There is a lot of great fiction coming from Indigenous writers in the US and Canada at the moment. These authors are exploring the ongoing impacts of colonisation and the efforts to hang on to culture and tradition in the modern world. Recently we had Jessica Johns horror-tinged debut Bad Cree but there are plenty of other authors in this space including Louise Erdrich, Rebecca Roanhorse and Eden Robinson. And Then She Fell is Mohawk author Alicia Elliot’s first novel and it is fierce, confronting and compassionate.

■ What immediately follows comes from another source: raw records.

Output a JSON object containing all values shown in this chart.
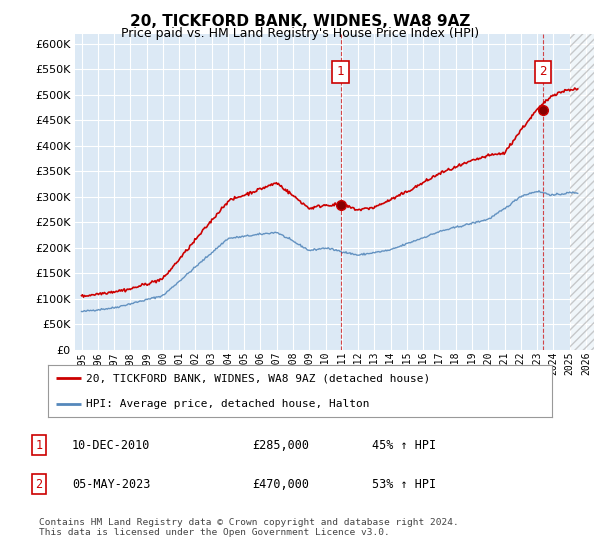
{
  "title": "20, TICKFORD BANK, WIDNES, WA8 9AZ",
  "subtitle": "Price paid vs. HM Land Registry's House Price Index (HPI)",
  "ylim": [
    0,
    620000
  ],
  "yticks": [
    0,
    50000,
    100000,
    150000,
    200000,
    250000,
    300000,
    350000,
    400000,
    450000,
    500000,
    550000,
    600000
  ],
  "xlim_left": 1994.6,
  "xlim_right": 2026.5,
  "background_color": "#dce9f5",
  "grid_color": "#ffffff",
  "legend_label_red": "20, TICKFORD BANK, WIDNES, WA8 9AZ (detached house)",
  "legend_label_blue": "HPI: Average price, detached house, Halton",
  "annotation1_label": "1",
  "annotation1_date": "10-DEC-2010",
  "annotation1_price": "£285,000",
  "annotation1_hpi": "45% ↑ HPI",
  "annotation2_label": "2",
  "annotation2_date": "05-MAY-2023",
  "annotation2_price": "£470,000",
  "annotation2_hpi": "53% ↑ HPI",
  "footer": "Contains HM Land Registry data © Crown copyright and database right 2024.\nThis data is licensed under the Open Government Licence v3.0.",
  "red_color": "#cc0000",
  "blue_color": "#5588bb",
  "vline_color": "#cc0000",
  "annotation_box_color": "#cc0000",
  "purchase1_year": 2010.92,
  "purchase1_price": 285000,
  "purchase2_year": 2023.35,
  "purchase2_price": 470000,
  "hatch_start": 2025.0,
  "title_fontsize": 11,
  "subtitle_fontsize": 9
}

The book opens on Alice as a teenager and the first time she finds herself talking to what could be a spirit, in the form of the animated version of Pocahantas. Cut forward a few years and Alice and Steve have just had a baby girl, Dawn. Alice is Mohawk and from the Six Nations Reservation, while Steve is a white academic and the two live in a mainly white suburb in Toronto. The birth of Dawn seems to have rekindled Alice’s ability to hear spirits. Alice is having trouble bonding with Dawn and there is an intimation that her visions and the voices she hears are part of her post-partum depression. At the same time, Alice is trying to channel her storytelling father and write her own, modern version of the Mohawk creation story.

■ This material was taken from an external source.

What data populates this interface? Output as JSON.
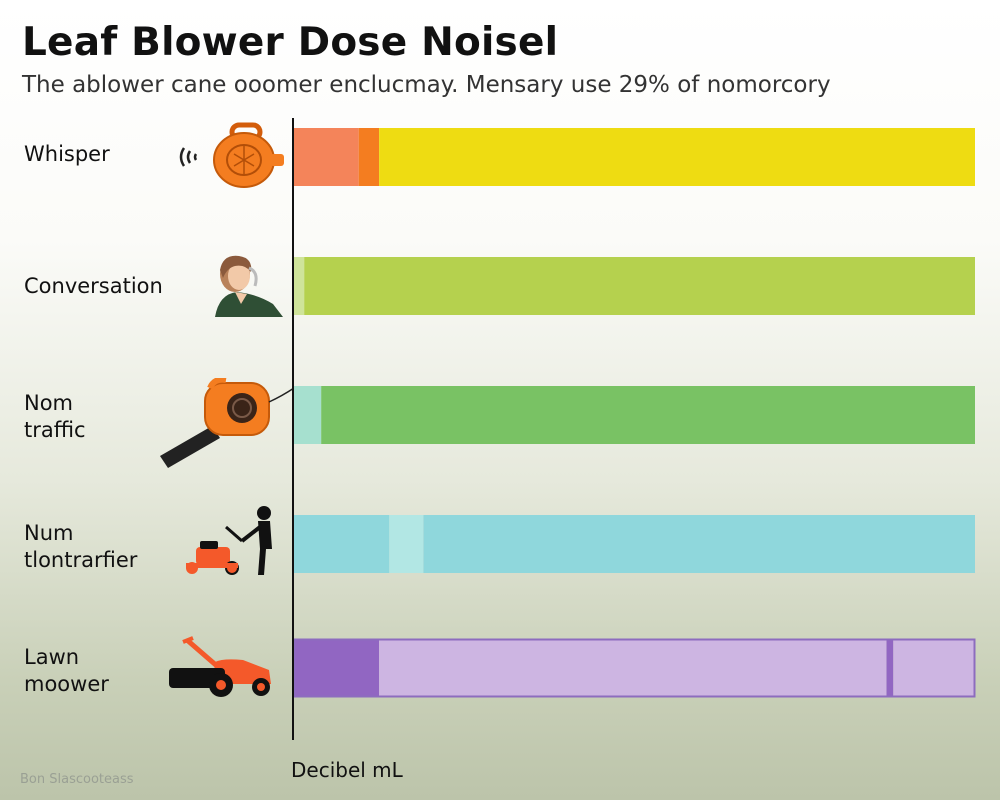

And Then She Fell charts Alice’s life as it gets more and more out of control. Alice is trying to bond with her child while dealing with her own disconnection from her people. At the same time she constantly experiences both subtle and overt racism, amplified by her fragile mental state. Elliot casts the readers into the confusion and often helplessness of Alice’s point of view and walks a tightrope of exploring what might be real and what might be a product of her imagination. At which point Elliot pulls the rug out from under the reader to deliver a resolution that is both compassionate and heartfelt.

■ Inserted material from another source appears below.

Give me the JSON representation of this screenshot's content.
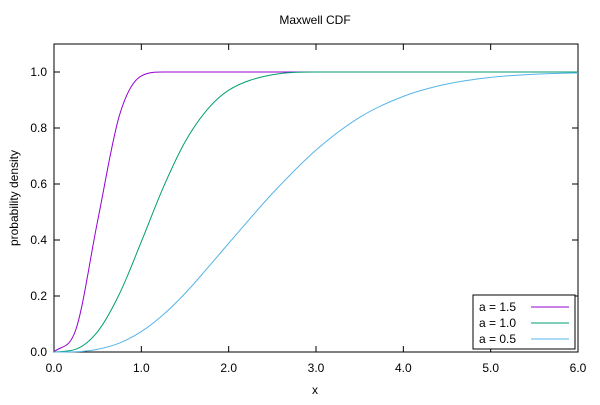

And Then She Fell joins an array of media that is grappling with the Indigenous experience in America. The characters in tales like Bad Cree or TV series like Reservation Dogs do not distinguish between the physical and the spiritual. These narratives also do not shy away from the ongoing trauma of colonisation. In similar ways, And Then She Fell asks readers to understand the spiritual connection of its protagonist with her culture and the impact that this, and her people’s history, has on the way that she experiences the world. Through Alice’s story Elliot delivers a powerful, sometimes disturbing but ultimately uplifting debut novel.